Apropos Cambrian Genomics: Ein Vorfall im Umfeld des Unternehmens wirft ein Schlaglicht auf eine wenig erörterte Facette der Branche. Die Avantgarde der Biotech-Start-ups steht unter einem hohen Druck, dem nicht alle Beteiligten gewachsen sind. Austen Heinz, Gründer von Cambrian Genomics, beging 2015 im Alter von 31 Jahren Selbstmord. Bekannte gaben an, dass der auf ihm lastende Druck die Anlagen zur Depression verstärkt hätte. Doch Depressionen unter Jungunternehmern sind kein Gesprächsthema im Silicon Valley - psychische Störungen bei Existenzgründern könnten umworbene Investoren und Angestellte gleichermassen abschrecken.

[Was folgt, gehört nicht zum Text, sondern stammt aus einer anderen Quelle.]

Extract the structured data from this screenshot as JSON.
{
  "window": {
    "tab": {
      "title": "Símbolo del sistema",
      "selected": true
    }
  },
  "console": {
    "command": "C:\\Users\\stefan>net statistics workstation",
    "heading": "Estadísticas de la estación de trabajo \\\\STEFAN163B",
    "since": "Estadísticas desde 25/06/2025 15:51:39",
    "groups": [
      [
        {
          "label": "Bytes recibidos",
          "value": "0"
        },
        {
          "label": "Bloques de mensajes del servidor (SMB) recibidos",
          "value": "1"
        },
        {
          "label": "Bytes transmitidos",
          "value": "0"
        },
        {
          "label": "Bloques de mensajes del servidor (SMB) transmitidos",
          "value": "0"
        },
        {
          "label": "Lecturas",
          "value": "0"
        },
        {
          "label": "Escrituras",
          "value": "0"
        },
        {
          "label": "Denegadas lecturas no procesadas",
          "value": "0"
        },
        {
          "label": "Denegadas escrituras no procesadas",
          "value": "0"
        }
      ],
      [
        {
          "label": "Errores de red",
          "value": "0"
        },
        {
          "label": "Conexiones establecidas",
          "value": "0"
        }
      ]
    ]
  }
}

Im nicht fest umrissenen Biohack-Universum bleibt genügend Platz für Unternehmer, die als Selbstoptimierer mit einer gehörigen Portion Sendungsbewusstsein auftreten. Wie zum Beispiel Dave Asprey, Gründer und CEO von Bulletproof, der ein bekennender Hacker seiner eigenen Biologie ist. Zwei Jahrzehnte und 300.000 US-Dollar später hat Dave 100 Pfund abgenommen, ohne dabei auf die Kalorien zu achten oder übermäßig Leibesübungen zur Körperertüchtigung abzuhalten. Er hat sein Gehirn geupdated und seinen IQ um 20 Punkte angehoben, er schläft effizienter, und er hat sein biologisches Alter abgesenkt. All das hat ihn in einen besseren Ehemann und Vater verwandelt - und in einen noch besseren Geschäftsmann, der es versteht, vollentsalztes Wasser zum Literpreis von 6 US-Dollar zu verkaufen.

Zugegebenermaßen handelt es sich auch um kein normales demineralisiertes Wasser, sondern um Fatwater. Fettwasser ist angereichert mit Vitamin B und Brain Octane-Mikrotröpfchen. Der aus Kokosöl gewonnene Gehirntreibstoff soll anstelle des fehlenden Zuckers schnelle Energie liefern. Das Wasser hat alles, was ein modernes Getränk auszeichnet: es ist zucker, gluten- und GMO-frei, vegan und steinzeitkonform.